En cela, Indigènes est à la fois une leçon d'histoire, et un drame fictionnel. Tout au long des deux heures qu'il s'accapare, le film aborde différents thèmes centrés sur la différence, le rejet, et l'abnégation. Il prend aux tripes quand il parle d'inégalité, chatouille les cordes sensibles quand il montre le maigre retour que ces soldats obtiennent en récompense de leur bravoure et de leur dévouement. L'injustice prend des proportions faramineuses lorsque l'on s'aperçoit à quel point son absence fait défaut dans l'Histoire de France. Car si ces hommes trouvaient leurs origines au-delà de la méditerranée, ils font partie intégrante du passé de la France.

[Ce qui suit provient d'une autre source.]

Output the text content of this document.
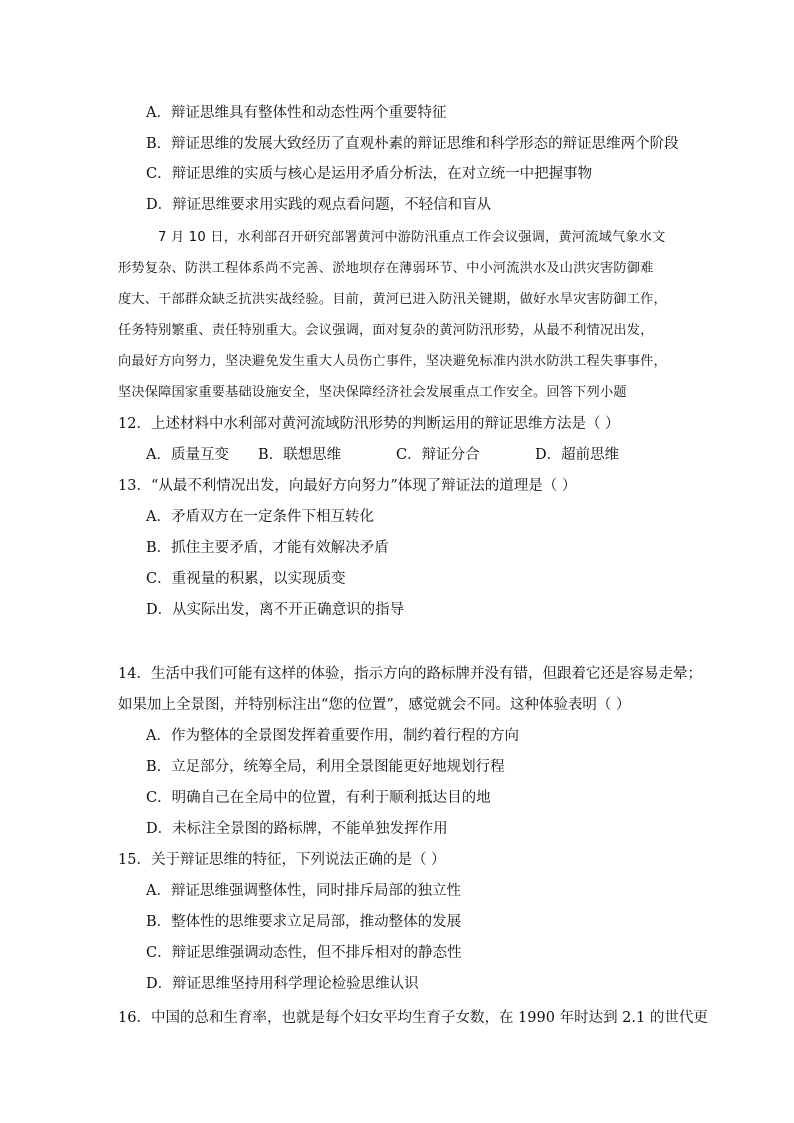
A．辩证思维具有整体性和动态性两个重要特征
B．辩证思维的发展大致经历了直观朴素的辩证思维和科学形态的辩证思维两个阶段
C．辩证思维的实质与核心是运用矛盾分析法，在对立统一中把握事物
D．辩证思维要求用实践的观点看问题，不轻信和盲从
7 月 10 日，水利部召开研究部署黄河中游防汛重点工作会议强调，黄河流域气象水文
形势复杂、防洪工程体系尚不完善、淤地坝存在薄弱环节、中小河流洪水及山洪灾害防御难
度大、干部群众缺乏抗洪实战经验。目前，黄河已进入防汛关键期，做好水旱灾害防御工作，
任务特别繁重、责任特别重大。会议强调，面对复杂的黄河防汛形势，从最不利情况出发，
向最好方向努力，坚决避免发生重大人员伤亡事件，坚决避免标准内洪水防洪工程失事事件，
坚决保障国家重要基础设施安全，坚决保障经济社会发展重点工作安全。回答下列小题
12．上述材料中水利部对黄河流域防汛形势的判断运用的辩证思维方法是（ ）
A．质量互变 B．联想思维	C．辩证分合	D．超前思维
13．“从最不利情况出发，向最好方向努力”体现了辩证法的道理是（ ）
A．矛盾双方在一定条件下相互转化
B．抓住主要矛盾，才能有效解决矛盾
C．重视量的积累，以实现质变
D．从实际出发，离不开正确意识的指导
14．生活中我们可能有这样的体验，指示方向的路标牌并没有错，但跟着它还是容易走晕；
如果加上全景图，并特别标注出“您的位置”，感觉就会不同。这种体验表明（ ）
A．作为整体的全景图发挥着重要作用，制约着行程的方向
B．立足部分，统筹全局，利用全景图能更好地规划行程
C．明确自己在全局中的位置，有利于顺利抵达目的地
D．未标注全景图的路标牌，不能单独发挥作用
15．关于辩证思维的特征，下列说法正确的是（ ）
A．辩证思维强调整体性，同时排斥局部的独立性
B．整体性的思维要求立足局部，推动整体的发展
C．辩证思维强调动态性，但不排斥相对的静态性
D．辩证思维坚持用科学理论检验思维认识
16．中国的总和生育率，也就是每个妇女平均生育子女数，在 1990 年时达到 2.1 的世代更
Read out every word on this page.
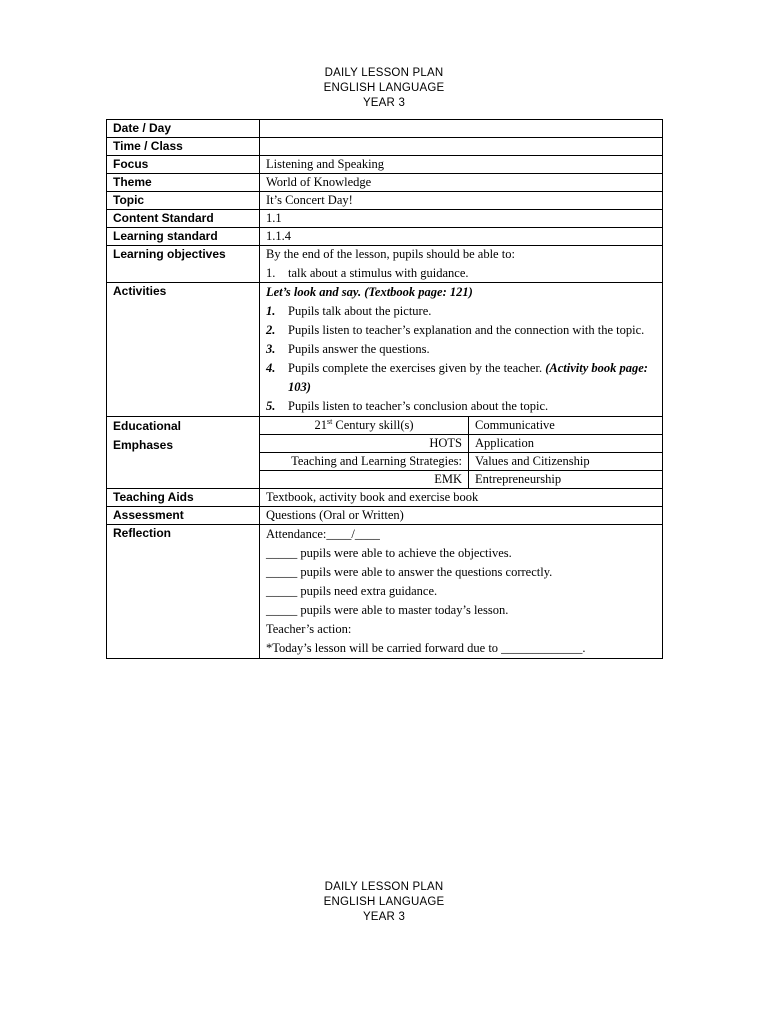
DAILY LESSON PLAN
ENGLISH LANGUAGE
YEAR 3
Date / Day	
Time / Class	
Focus	Listening and Speaking
Theme	World of Knowledge
Topic	It’s Concert Day!
Content Standard	1.1
Learning standard	1.1.4
Learning objectives	By the end of the lesson, pupils should be able to:
1.	talk about a stimulus with guidance.

Activities	Let’s look and say. (Textbook page: 121)
1.	Pupils talk about the picture.
2.	Pupils listen to teacher’s explanation and the connection with the topic.
3.	Pupils answer the questions.
4.	Pupils complete the exercises given by the teacher. (Activity book page: 103)
5.	Pupils listen to teacher’s conclusion about the topic.

Educational
Emphases

21st Century skill(s)	Communicative
HOTS	Application
Teaching and Learning Strategies:	Values and Citizenship
EMK	Entrepreneurship

Teaching Aids	Textbook, activity book and exercise book
Assessment	Questions (Oral or Written)
Reflection	Attendance:____/____
_____ pupils were able to achieve the objectives.
_____ pupils were able to answer the questions correctly.
_____ pupils need extra guidance.
_____ pupils were able to master today’s lesson.
Teacher’s action:
*Today’s lesson will be carried forward due to _____________.
DAILY LESSON PLAN
ENGLISH LANGUAGE
YEAR 3
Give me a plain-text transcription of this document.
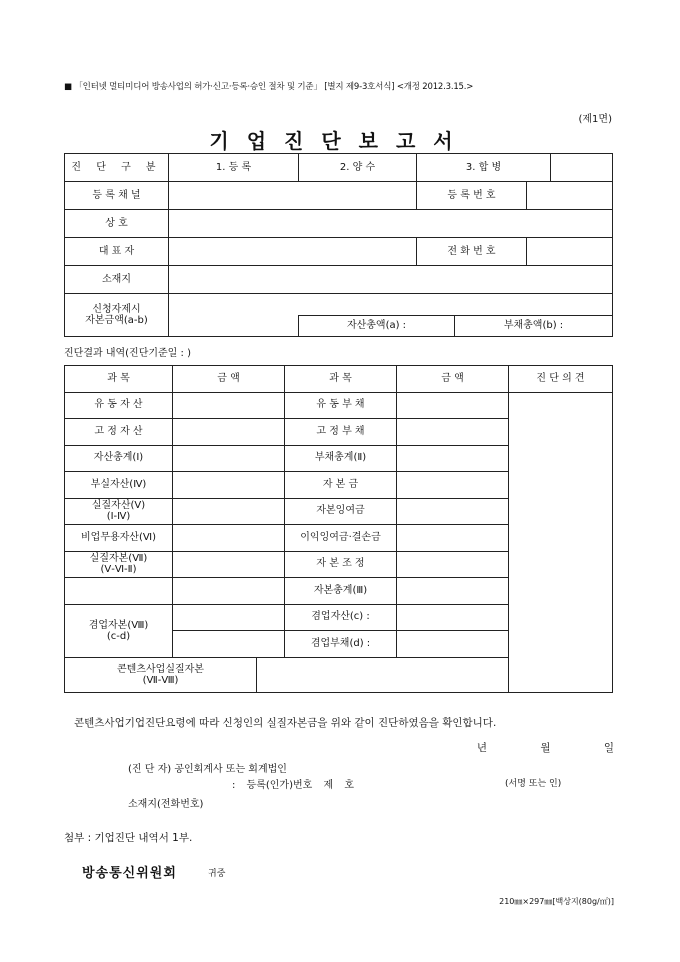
■ 「인터넷 멀티미디어 방송사업의 허가·신고·등록·승인 절차 및 기준」 [별지 제9-3호서식] <개정 2012.3.15.>
(제1면)
기업진단보고서
진 단 구 분	1. 등 록	2. 양 수	3. 합 병			
등 록 채 널			등 록 번 호			
상 호						
대 표 자			전 화 번 호			
소재지						
신청자제시
자본금액(a-b)						
		자산총액(a) :		부채총액(b) :		
진단결과 내역(진단기준일 : )
과 목	금 액		과 목	금 액	진 단 의 견
유 동 자 산			유 동 부 채		
고 정 자 산			고 정 부 채		
자산총계(Ⅰ)			부채총계(Ⅱ)		
부실자산(Ⅳ)			자 본 금		
실질자산(Ⅴ)
(Ⅰ-Ⅳ)			자본잉여금		
비업무용자산(Ⅵ)			이익잉여금·결손금		
실질자본(Ⅶ)
(Ⅴ-Ⅵ-Ⅱ)			자 본 조 정		
			자본총계(Ⅲ)		
겸업자본(Ⅷ)
(c-d)			겸업자산(c) :		
			겸업부채(d) :		
콘텐츠사업실질자본
(Ⅶ-Ⅷ)					

콘텐츠사업기업진단요령에 따라 신청인의 실질자본금을 위와 같이 진단하였음을 확인합니다.
년 월 일
(진 단 자) 공인회계사 또는 회계법인
: 등록(인가)번호 제 호	(서명 또는 인)
소재지(전화번호)
첨부 : 기업진단 내역서 1부.
방송통신위원회	귀중
210㎜×297㎜[백상지(80g/㎡)]
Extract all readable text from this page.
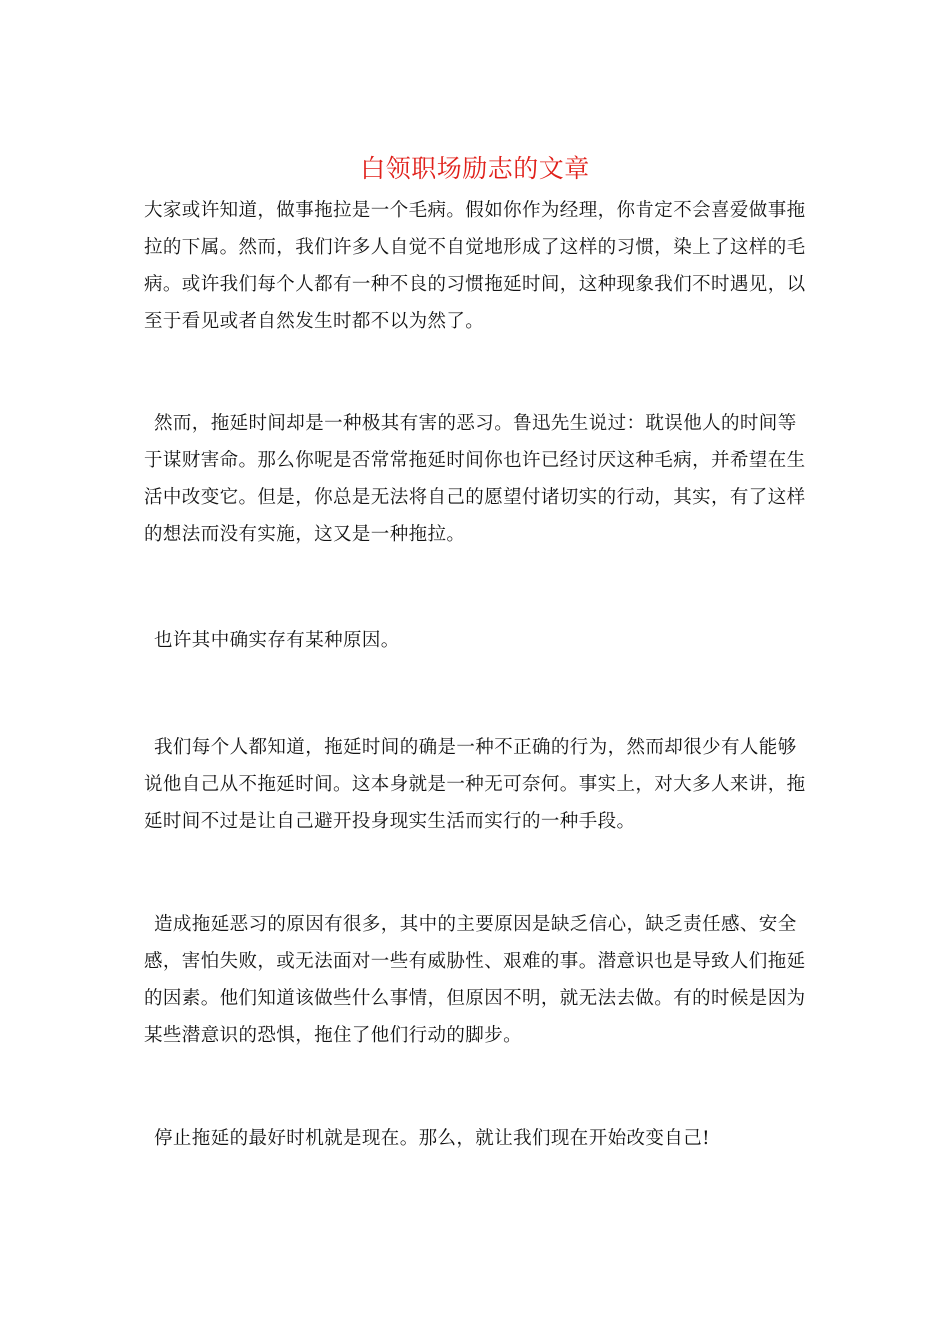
白领职场励志的文章

大家或许知道，做事拖拉是一个毛病。假如你作为经理，你肯定不会喜爱做事拖拉的下属。然而，我们许多人自觉不自觉地形成了这样的习惯，染上了这样的毛病。或许我们每个人都有一种不良的习惯拖延时间，这种现象我们不时遇见，以至于看见或者自然发生时都不以为然了。

然而，拖延时间却是一种极其有害的恶习。鲁迅先生说过：耽误他人的时间等于谋财害命。那么你呢是否常常拖延时间你也许已经讨厌这种毛病，并希望在生活中改变它。但是，你总是无法将自己的愿望付诸切实的行动，其实，有了这样的想法而没有实施，这又是一种拖拉。

也许其中确实存有某种原因。

我们每个人都知道，拖延时间的确是一种不正确的行为，然而却很少有人能够说他自己从不拖延时间。这本身就是一种无可奈何。事实上，对大多人来讲，拖延时间不过是让自己避开投身现实生活而实行的一种手段。

造成拖延恶习的原因有很多，其中的主要原因是缺乏信心，缺乏责任感、安全感，害怕失败，或无法面对一些有威胁性、艰难的事。潜意识也是导致人们拖延的因素。他们知道该做些什么事情，但原因不明，就无法去做。有的时候是因为某些潜意识的恐惧，拖住了他们行动的脚步。

停止拖延的最好时机就是现在。那么，就让我们现在开始改变自己!
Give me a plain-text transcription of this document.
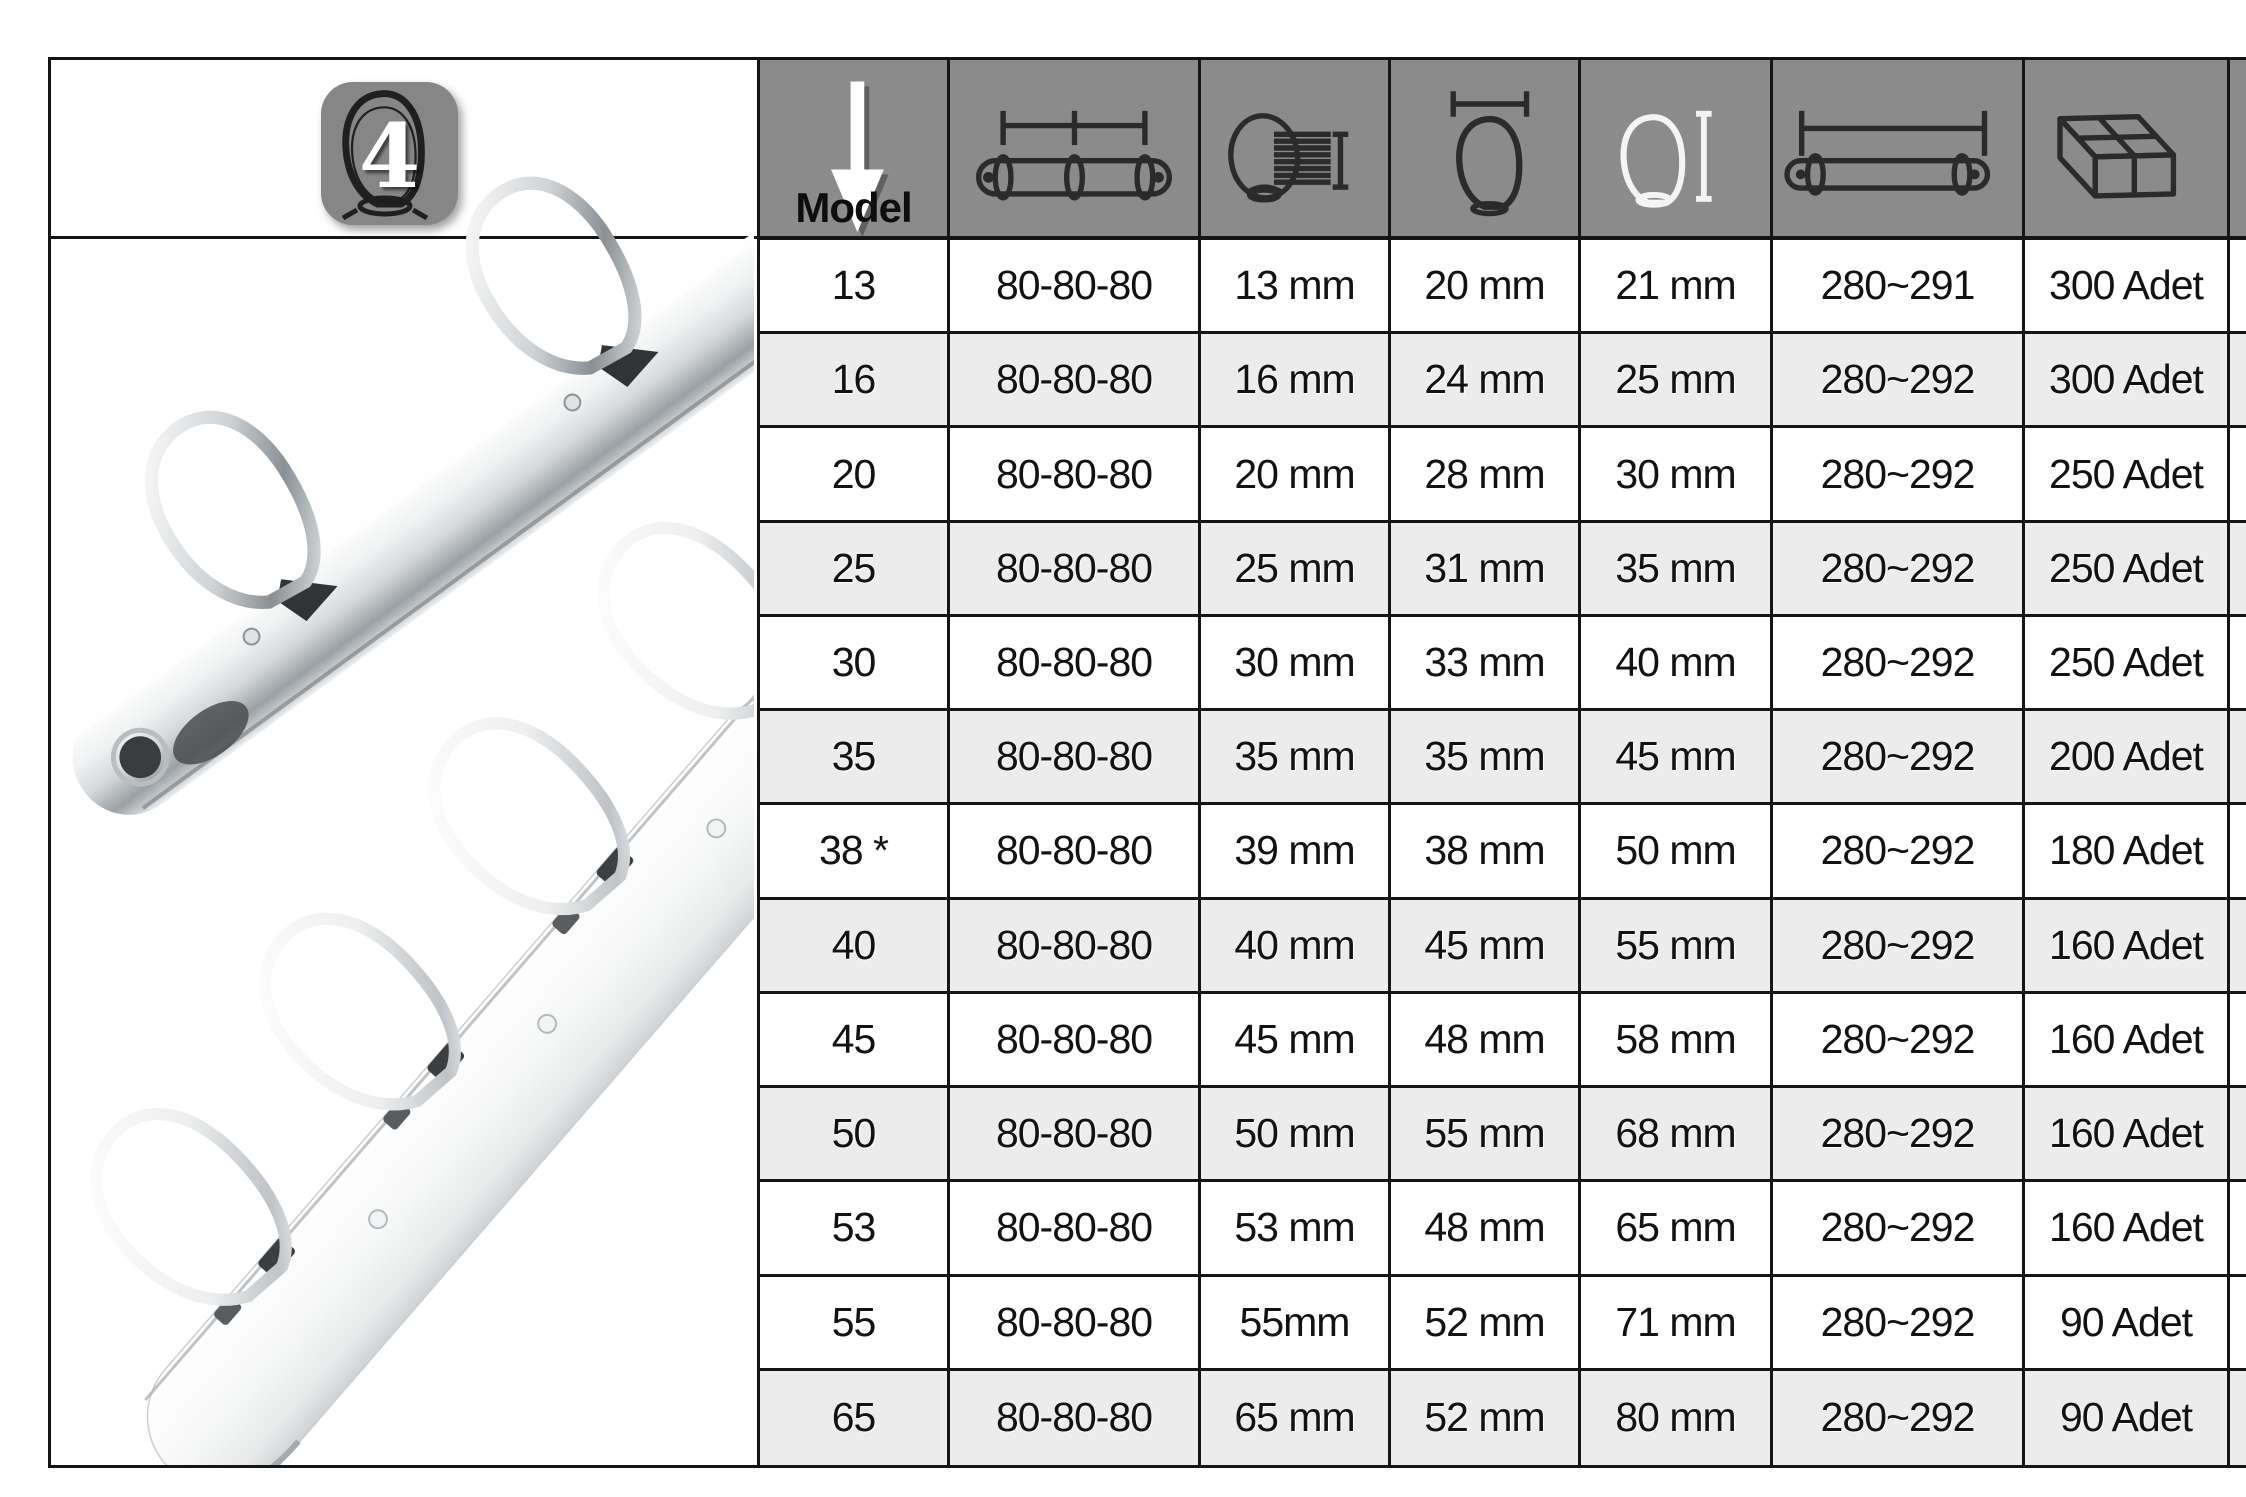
4	Model
13	80-80-80	13 mm	20 mm	21 mm	280~291	300 Adet
16	80-80-80	16 mm	24 mm	25 mm	280~292	300 Adet
20	80-80-80	20 mm	28 mm	30 mm	280~292	250 Adet
25	80-80-80	25 mm	31 mm	35 mm	280~292	250 Adet
30	80-80-80	30 mm	33 mm	40 mm	280~292	250 Adet
35	80-80-80	35 mm	35 mm	45 mm	280~292	200 Adet
38 *	80-80-80	39 mm	38 mm	50 mm	280~292	180 Adet
40	80-80-80	40 mm	45 mm	55 mm	280~292	160 Adet
45	80-80-80	45 mm	48 mm	58 mm	280~292	160 Adet
50	80-80-80	50 mm	55 mm	68 mm	280~292	160 Adet
53	80-80-80	53 mm	48 mm	65 mm	280~292	160 Adet
55	80-80-80	55mm	52 mm	71 mm	280~292	90 Adet
65	80-80-80	65 mm	52 mm	80 mm	280~292	90 Adet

Sami Bouajila, Jamel Debbouze, Roschdy Zem, et Samy Naceri, ont obtenu le prix d'interprétation masculine pour leur participation au film. Un juste retour des choses pour la composition sans faille, bien qu'un peu stéréotypée, qu'ils offrirent au film de Rachid Bouchareb. Le réalisateur, lui, signe son oeuvre la plus aboutie, la plus mordante. La mise en scène est sans faute, quoique classique, le rythme ne décélère presque jamais, la reconstitution est palpable. Un film français comme on aimerait en voir plus souvent.